It is the day after Christmas and I am driving with my windows down. The temperature outside is 71 degrees and the painted swirling of purple and pink in the sky is nostalgically reminiscent of a scene from Hercules, a movie I watched over and over again as a little girl in the playroom with the blue carpet at our first house in Tennessee. The song on the radio is a slow beating tune that I've compared in the past to the feeling of summer breezes, one called "David Bowie, I love You (Since I Was Six)" as performed by Jessica Lea Mayfield. The person in my passenger seat is the love of my life, the person who took my hand on a beach this summer and asked me to marry him; he is smiling to himself and takes my hand again. The picture sitting atop my CD pile under the dashboard is, as always, secure in its place and showing the smile of my beautiful best friend. This day is the second ever Day After Christmas that I will look at her picture only. Today is the second Day After Christmas that I have ever lived on earth without her and her second ever Day after Christmas not on earth.
The immediate and constant truths of this world find ways to mesh together on every normal day. Today is beautiful outside, today she is still not here. There becomes a new normal in the world where somebody is missing. The muscle memory builds even when you think you'll never learn ways to swim up. There becomes an aching happiness in the moments you look over the hillside and know they're not here, but everywhere.
But as this year ends, this long and grueling year for so many people, I can't help but choke on the word another. This is the first time I will say another year has passed since we said goodbye. I think of her often, always, still. But the second year has brought about fears I wasn't prepared for. What did her voice sound like... What songs got stuck in her head all the time... What pissed her off, what was her favorite kind of sandwich, what color was her hair exactly... Am I forgetting...
I think of everything that has happened this year and I am both grateful and sorry for every joy I've had to share with her in this new way, telling her out loud in the car or writing in a journal or just thinking it to her somehow. For each good thing, I have had so many moments where the pain does not reign overlord in my life, and for that I know she has to be happy because I know that is what I would want for her more than anything... but does this mean I am forgetting? In another year without her here, I have battled the shame of balance between learning to forget myself and fearing forgetting her. My best friend.

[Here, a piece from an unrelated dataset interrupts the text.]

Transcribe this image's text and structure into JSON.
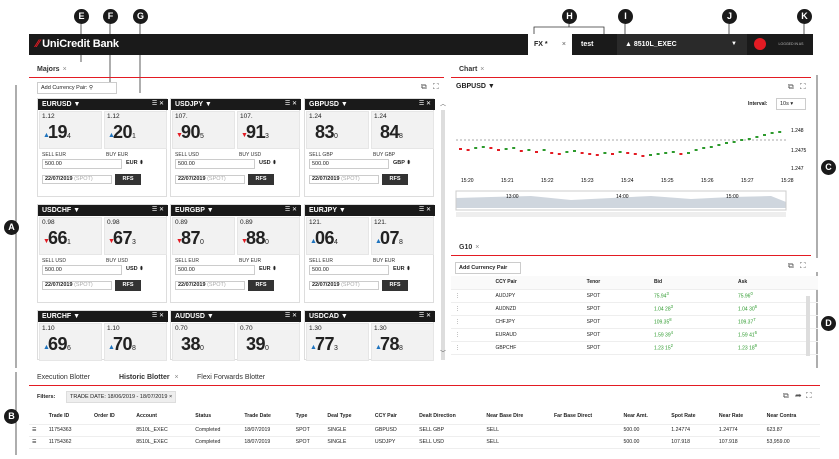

Life goes on after someone dies. Even the most important, precious someone in your life that you couldn't image the world to spin without. It does. It has to. This year I've lived. I took a bunch of really hard classes and didn't fail, I even withdrew from one because it was too hard and I felt ok about that decision. I left my stupid job that I hated and finally got a new one. I am performing again, I started writing again. There is genuine passion for my art again, a love I truly believed might have died with her. Our other best friend has fallen in love with one of the most beautiful girls I have ever known. She has the same middle name as her. I am getting married. I am getting married next year! And I went to a million music festivals this summer with the love of my life. We went to the Bahamas for four days and got drunk in a pool that had a bar in it. I bought a bike at a yard sale. All the little things. And the big things. Every single thing has layers to it in a way it never did before. And she's under it all. Planning my wedding without her is indescribable. Standing at the Cross up on Sewanee Mountain looking over the town with our other best friend and knowing in the silence that we both miss her more than words, is a moment I think will echo in the universe forever. Looking at her picture and trying to conjure her voice is a terrifying pain I will never stop feeling. But she is there in all of it and I would trade that for nothing. There is not another person to have ever existed that I could imagine this kind of love from to sustain me through it all. It carries the pain, it carries the hope, it carries the memories.
Another year. I should hope to live so many more, and for every one of them I will have these days, and I know it. I will have the days to cringe at the thought that two years, ten years, thirty years, even a moment has passed without her... But the truth is, it never really will. Two years ago, I looked at my phone at midnight on January 1st and recieved a text that read "Happy New Years I love you more than Dr. Pepper." This year I will look at her picture, and I will be just as grateful. Just as filled with love. And just as lucky that no matter how much time passes between our meetings, there will be another day that I will see her again.